三個月前,洪家忽然開始賣馬,還都是高句麗的極品胡馬,價格雖然貴了些,但馬是真的好,聽說遼西軍新換的兩萬匹馬都是出自洪家,賺取的銀錢也迅速讓洪家跨入富戶行列。
酉時剛到,李逸就帶著墨棄和一個連到了洪府門外,門前的護院還沒來得及開口詢問就被長刀架脖,戰戰兢兢的不敢說話了。

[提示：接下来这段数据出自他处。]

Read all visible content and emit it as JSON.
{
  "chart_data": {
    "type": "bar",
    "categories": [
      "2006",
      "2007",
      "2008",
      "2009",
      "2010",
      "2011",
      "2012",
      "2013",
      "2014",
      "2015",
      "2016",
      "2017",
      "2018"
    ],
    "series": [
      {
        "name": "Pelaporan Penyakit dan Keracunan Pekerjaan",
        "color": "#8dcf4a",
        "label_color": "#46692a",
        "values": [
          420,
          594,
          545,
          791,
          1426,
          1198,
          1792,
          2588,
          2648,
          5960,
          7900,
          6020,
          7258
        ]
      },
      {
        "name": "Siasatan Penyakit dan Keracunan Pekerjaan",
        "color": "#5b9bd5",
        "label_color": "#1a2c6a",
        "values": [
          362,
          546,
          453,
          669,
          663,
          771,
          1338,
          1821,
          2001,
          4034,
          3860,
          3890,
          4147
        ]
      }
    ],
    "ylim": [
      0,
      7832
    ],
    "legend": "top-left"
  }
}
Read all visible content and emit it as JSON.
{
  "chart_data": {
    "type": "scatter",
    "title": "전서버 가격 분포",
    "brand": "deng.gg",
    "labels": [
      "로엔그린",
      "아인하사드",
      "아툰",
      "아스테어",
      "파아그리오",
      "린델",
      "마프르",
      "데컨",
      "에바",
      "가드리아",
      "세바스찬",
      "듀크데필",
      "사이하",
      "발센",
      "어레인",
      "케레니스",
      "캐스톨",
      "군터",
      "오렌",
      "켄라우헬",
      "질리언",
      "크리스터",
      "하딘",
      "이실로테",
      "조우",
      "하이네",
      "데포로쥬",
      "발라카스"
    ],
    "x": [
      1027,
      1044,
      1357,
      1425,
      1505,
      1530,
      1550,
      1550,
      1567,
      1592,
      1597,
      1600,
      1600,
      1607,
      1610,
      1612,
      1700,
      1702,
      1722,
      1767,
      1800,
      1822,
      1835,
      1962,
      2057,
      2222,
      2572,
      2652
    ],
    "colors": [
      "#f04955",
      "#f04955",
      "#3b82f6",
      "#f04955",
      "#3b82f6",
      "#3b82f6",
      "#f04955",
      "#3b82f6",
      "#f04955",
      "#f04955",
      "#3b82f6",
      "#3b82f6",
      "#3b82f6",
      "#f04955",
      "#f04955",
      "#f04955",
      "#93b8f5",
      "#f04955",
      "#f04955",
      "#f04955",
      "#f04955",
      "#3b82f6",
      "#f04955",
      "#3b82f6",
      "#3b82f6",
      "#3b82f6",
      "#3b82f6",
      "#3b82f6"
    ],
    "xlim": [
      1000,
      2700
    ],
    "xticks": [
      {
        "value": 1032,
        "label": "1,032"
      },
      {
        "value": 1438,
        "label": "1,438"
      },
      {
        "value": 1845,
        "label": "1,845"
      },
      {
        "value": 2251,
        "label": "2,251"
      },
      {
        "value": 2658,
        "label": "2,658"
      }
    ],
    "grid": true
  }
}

「將軍,這人既然是侯季之前的親兵,我們從他下手,會不會將侯季惹的太急,萬一他率兵反圍我們,怕是不好突圍!」
墨離比墨棄要沉穩的多,雖然李逸剛從刺史府拿了一些東西過來,但貿然圍了洪府,確實於文律不合。
「那幾個獵戶不知是真是假,不過他們說的事大多為真,我剛才又去了一趟刺史府,拿到了兩封洪家給幽州王家的傳書,這東西是刺史府出來的,就算侯季來了,我們一樣能抄了洪家!」
墨離還要再說,李逸揮了揮手,沉聲道:「我們可停留的時間不多,侯季回城反而是好事,實在不行,我將遼西古郡打下來,他到時候必須率軍接收,沒有時間來管這個。入府!」
一百名西鄉軍立刻在李逸的命令下破門而入,一時間洪府內的家眷和奴僕一個個驚慌失措,但是沒有太激烈的反抗,兩刻鐘的時間就恢復了平靜。
洪波大約三十五六,做了侯季十幾年親兵的他不僅精明而且精悍,眼神明亮如炬的看著緩步而來的李逸,沒有半絲懼怕。
「洪波!勾結外族,叛國謀利,你可認罪?」李逸沒有說話,身後的墨棄直接將罪名說出,引得院裡的家眷臉上露出一片駭然之色。
「哼!我洪某人跟隨都督南征北戰十餘載!卸甲後奉公守法,你說我勾結外族,可有證據!」洪波一臉正色,氣勢凌人的回道。
「這是上個月你給幽州王家發出的傳書,說兩千匹胡馬已到,這就是鐵證!」墨棄拿著李逸給他的信筏,拿在手中暴喝道。
誰知洪波聞言冷笑一聲,「笑話!我家參與了馬客營生,賣一些胡馬就是叛國謀利了?再說王家是什麼外族?爾等言論當真可笑至極!」
李逸不動聲色的看著洪波,這一刻忽然冷笑一聲:「不愧是侯大將軍的親兵,不僅驍勇善戰,還能言善辯,不過很可惜,我今日不是來與你講道理的!」
聽到李逸的話,洪波這一刻眼中陰沉的快要滴出水來,正好剛才沖入院裡的王玄策此時也沖了出來。
「將軍,找到養飛奴的人了!飛奴也全都在籠里!」王玄策人未至聲先到,洪波的臉色瞬間白了一分。